WASHINGTON, DC -- Speaker of the House John Boehner has scheduled a vote for today that attempts to delay the start of President Obama's healthcare law until 2015.
WASHINGTON, DC -- Speaker of the House John Boehner has scheduled a vote for today that attempts to delay the start of President Obama's healthcare law until 2015. This is just the latest attempt to either change, delay or repeal the law which is very unpopular with GOP lawmakers.   

The House will have another vote today on the Affordable Care Act more commonly known as Obamacare.

"They've voted 40 times to repeal it. What's happened 40 times? Of course it's failed," said Senate Majority Leader Harry Reid (D-NV), during an appearance on NBC's "Meet the Press."

Republicans want to delay the start of the law's employer and individual mandates which require smaller businesses and Americans to purchase insurance or face fines.
"This really is a train wreck," says Sen. John Thune (R-SD)

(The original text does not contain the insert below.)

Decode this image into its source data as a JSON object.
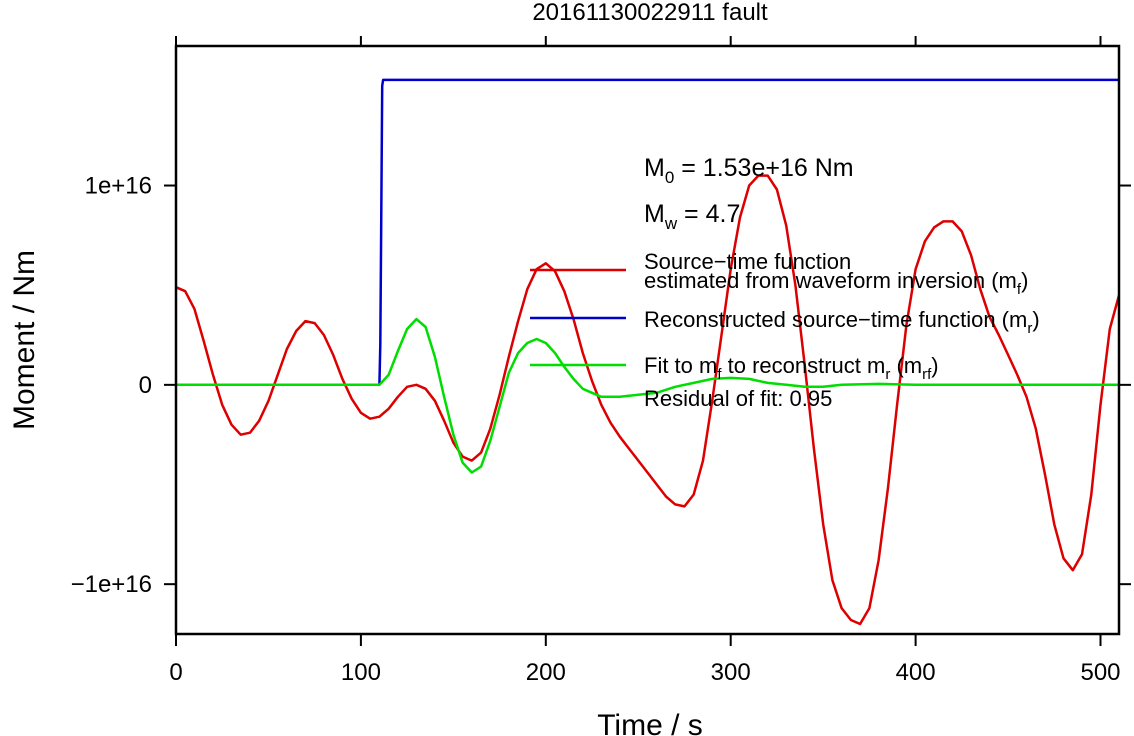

Earlier this month, the White House announced plans to push the employer mandate to 2015 because businesses said they needed more time to comply.

And last week it was reported some union leaders sent a letter to the president saying they had "deep concerns" about that part of the law. They believe businesses will cut employee hours to less than 30 a week in order to avoid paying for health insurance.

"This is undermining the fundamentals of a 40-hour workweek in the United States," predicts Sen. John Barrasso (R-WY)

While the White House is willing to push the employer mandate, it says the individual mandate must start as planned in order to make health insurance cheaper for everyone.

"It's unfair to protect big businesses without giving the same relief to the American families and small businesses," says Boehner (R-OH).

Democrats say rather than trying to get rid of the law, Republicans should work with them to fix any problems.

"They should just get real and understand this is a law that's important and they should work with us to improve it," Reid says.

Even if the bills pass the House today, they have little to no chance of passing the Senate.

Nine out of 10 businesses required to provide health insurance under the employer mandate already do so.